Where will you be financially 10-20-30 years from now? If you’re a U.S. taxpayer, you may or may not be confident that the Social Security system will still be around when you retire. In any case, it’s best to think of Social Security Income as a foundation, not your full retirement income. So you most likely want to do some additional retirement planning. Whatever your age, the time to start on that is now.

We’re not financial advisors, except to advise everyone to educate themselves on financial planning issues, or seek the advice of a reputable expert. If you use an accountant for your taxes, they may be able to advise you, but be aware that a tax preparer may or may not also be a financial planner. Or they may not view overall planning to be what you hired them for, so they might not give you important guidance unless you ask. Discuss that with them – ask if there is anything that you as a solo practitioner should be aware of, or should be doing, that they just assumed you have covered elsewhere. Meanwhile, here are a few more planning tips ...

Reading is good. With the Internet, self-education has never been easier. But so is self-inundation. Be sure what you’re reading is current, and that the author has no particular axe to grind. For example, the array of self-employed and employee retirement account options (IRAs, 401(k), etc.) has changed over time. So has your age. For a dry but dispassionate overview or your options, breeze over to IRS.gov, starting at www.irs.gov/retirement-plans/plan-sponsor/types-of-retirement-plans-1. And while you’re there, click around further.

There’s a bit of good news for investors recently, in the form of a regulatory change. Last April, the Department of Labor announced that it will begin to hold retirement investment advisors to a new standard -- new rules will require them to serve in a “fiduciary” capacity. That is, they’ll be required to put the client’s best interest ahead of their own interest in profits. Responsible investment advisors already hold to this standard, but now it’s a rule. Even so, no doubt there will remain lots of inept and shady advisors, so we suggest continuing to review all advice very carefully. You can read more in news reports and at the Department of Labor.

Do you know how your eventual Social Security retirement benefit will be calculated? As we said, we can't predict if or how it might change, but currently, it's based on your highest-earning 35 years. So if you're able to earn more each year, do! An attitude of “I’ll just spend a surplus anyway” will cost you. And if for some reason you didn’t work for at least 35 years, or if you showed a loss in some of them, those will count as zero, bringing down your average. (It seems that if you make a LOT in part of a year, but very little in the rest of it, the overall year might not make the 35-year cut – so, although we haven’t confirmed this with an expert, it might make sense to shift those income spurts to an adjacent prosperous year if you can.) The good news is that past income is adjusted for inflation so that the calculation is done entirely in today’s dollars (“today” being the year when payment is calculated). Learn more at the National Endowment for Financial Education, and see some examples at the Social Security Administration. Be sure to click “next” to see the bottom-line benefit for each.
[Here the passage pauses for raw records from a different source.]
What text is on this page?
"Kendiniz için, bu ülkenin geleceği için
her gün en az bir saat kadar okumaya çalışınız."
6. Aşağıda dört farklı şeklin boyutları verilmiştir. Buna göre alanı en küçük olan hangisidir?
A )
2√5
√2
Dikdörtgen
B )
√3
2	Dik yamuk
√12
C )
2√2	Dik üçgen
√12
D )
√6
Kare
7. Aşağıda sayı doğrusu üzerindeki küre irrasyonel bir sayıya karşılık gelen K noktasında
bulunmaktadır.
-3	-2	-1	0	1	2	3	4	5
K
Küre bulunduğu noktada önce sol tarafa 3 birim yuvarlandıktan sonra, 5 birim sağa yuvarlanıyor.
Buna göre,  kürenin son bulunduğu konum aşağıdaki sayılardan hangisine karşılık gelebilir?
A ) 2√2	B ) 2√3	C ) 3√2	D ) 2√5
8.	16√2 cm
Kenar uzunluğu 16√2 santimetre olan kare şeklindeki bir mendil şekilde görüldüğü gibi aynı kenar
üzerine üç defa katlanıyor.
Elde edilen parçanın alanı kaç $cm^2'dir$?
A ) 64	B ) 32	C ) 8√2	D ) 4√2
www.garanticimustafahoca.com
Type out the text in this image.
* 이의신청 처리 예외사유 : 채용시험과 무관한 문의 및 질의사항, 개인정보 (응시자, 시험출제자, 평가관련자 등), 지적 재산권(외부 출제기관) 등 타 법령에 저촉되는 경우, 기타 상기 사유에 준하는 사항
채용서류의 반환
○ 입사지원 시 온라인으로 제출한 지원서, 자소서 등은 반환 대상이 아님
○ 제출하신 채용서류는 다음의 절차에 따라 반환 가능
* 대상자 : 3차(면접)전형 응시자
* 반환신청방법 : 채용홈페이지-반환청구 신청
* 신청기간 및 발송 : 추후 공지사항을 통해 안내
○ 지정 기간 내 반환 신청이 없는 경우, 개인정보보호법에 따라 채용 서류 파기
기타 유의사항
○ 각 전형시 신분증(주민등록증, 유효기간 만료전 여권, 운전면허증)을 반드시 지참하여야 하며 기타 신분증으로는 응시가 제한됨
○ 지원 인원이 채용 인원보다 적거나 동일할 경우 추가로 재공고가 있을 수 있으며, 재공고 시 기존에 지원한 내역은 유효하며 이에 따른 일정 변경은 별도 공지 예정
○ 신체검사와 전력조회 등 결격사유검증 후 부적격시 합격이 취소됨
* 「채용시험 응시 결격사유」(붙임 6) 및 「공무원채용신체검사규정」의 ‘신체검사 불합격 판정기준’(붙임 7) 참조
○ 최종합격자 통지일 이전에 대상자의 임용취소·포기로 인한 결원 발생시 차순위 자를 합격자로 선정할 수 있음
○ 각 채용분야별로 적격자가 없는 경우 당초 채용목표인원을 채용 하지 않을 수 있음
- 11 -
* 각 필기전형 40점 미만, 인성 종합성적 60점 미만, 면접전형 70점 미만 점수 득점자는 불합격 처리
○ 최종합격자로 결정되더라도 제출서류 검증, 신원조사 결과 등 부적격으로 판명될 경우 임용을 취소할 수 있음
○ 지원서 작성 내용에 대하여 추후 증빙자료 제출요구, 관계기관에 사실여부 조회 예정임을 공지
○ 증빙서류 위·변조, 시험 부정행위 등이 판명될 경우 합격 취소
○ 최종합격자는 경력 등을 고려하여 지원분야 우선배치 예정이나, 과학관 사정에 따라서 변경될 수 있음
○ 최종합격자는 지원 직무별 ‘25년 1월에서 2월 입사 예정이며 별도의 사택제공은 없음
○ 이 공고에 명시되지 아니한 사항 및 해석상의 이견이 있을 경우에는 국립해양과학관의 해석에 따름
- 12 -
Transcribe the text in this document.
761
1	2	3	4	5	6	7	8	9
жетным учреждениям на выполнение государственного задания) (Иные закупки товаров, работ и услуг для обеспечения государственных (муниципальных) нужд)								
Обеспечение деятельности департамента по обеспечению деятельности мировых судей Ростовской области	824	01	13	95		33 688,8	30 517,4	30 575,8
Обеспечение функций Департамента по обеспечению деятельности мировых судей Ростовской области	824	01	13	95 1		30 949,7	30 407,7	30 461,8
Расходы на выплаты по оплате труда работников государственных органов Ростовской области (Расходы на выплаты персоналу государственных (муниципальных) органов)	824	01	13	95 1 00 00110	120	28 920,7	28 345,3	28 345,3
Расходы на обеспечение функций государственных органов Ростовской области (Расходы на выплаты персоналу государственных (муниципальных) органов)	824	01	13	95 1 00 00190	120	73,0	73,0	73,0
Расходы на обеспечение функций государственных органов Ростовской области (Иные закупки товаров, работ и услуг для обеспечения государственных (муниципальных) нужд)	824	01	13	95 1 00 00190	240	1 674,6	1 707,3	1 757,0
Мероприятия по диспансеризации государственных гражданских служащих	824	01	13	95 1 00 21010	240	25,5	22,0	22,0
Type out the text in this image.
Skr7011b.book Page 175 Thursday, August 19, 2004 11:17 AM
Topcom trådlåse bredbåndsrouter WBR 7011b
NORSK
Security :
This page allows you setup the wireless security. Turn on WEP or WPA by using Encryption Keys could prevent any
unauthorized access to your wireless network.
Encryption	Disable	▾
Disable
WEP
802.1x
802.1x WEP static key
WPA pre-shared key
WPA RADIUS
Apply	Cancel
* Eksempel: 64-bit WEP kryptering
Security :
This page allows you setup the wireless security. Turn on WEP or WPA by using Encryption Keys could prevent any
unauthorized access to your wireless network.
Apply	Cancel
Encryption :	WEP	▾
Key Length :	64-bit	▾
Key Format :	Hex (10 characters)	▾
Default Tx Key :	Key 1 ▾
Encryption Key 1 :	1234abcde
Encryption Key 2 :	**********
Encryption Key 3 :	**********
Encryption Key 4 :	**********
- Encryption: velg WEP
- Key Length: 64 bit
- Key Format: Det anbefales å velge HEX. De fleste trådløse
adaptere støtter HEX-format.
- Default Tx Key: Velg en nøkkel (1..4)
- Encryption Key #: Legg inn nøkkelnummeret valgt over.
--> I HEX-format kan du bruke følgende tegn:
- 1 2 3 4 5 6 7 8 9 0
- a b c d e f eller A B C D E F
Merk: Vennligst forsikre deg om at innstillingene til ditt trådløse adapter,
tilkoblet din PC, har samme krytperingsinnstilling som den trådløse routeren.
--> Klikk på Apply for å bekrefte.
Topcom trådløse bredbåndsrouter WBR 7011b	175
But wait ... does the above news mean you should not take maximum deductions now? They’ll reduce the bottom-line taxable income on which your Social Security benefits will be calculated. Again, we won’t play Financial Planner or Tax Advisor, but we can give this thought: We haven’t done the complicated financial math (hey, our thing is sine waves and decibels), but our guess is that you might as well benefit from the deductions now, especially IF you invest the deduction for your future, rather than buy a new couch.

Or, you could use those savings to set up a special account for a special purpose. In fact, set up an array of special accounts, one for emergencies, one for college, one or more for special purposes, and one for retirement. This way, it’s easier to watch your progress toward your various goals, and it discourages swiping from yourself when tempted. Establish them using an appropriate savings/investment plan for each purpose, in the appropriate institutions (bank, mutual fund, etc.) based on the type of investment, term, need for liquidity, etc..

Remember what you learned in 8th Grade about the benefits of compound interest? It means that if you can save a little bit more each month, over a long time it will have grown exponentially – becoming significantly more. Skip a latte a week. Give it a shot.

In short – You’ve invested in your future as a voice-over professional. Just as “Learning Never Ends,” neither should investment. And the sooner you start, the more it compounds. Make a Financial Plan part of your Business Plan, and look to your future, this month, next year, and way down the road.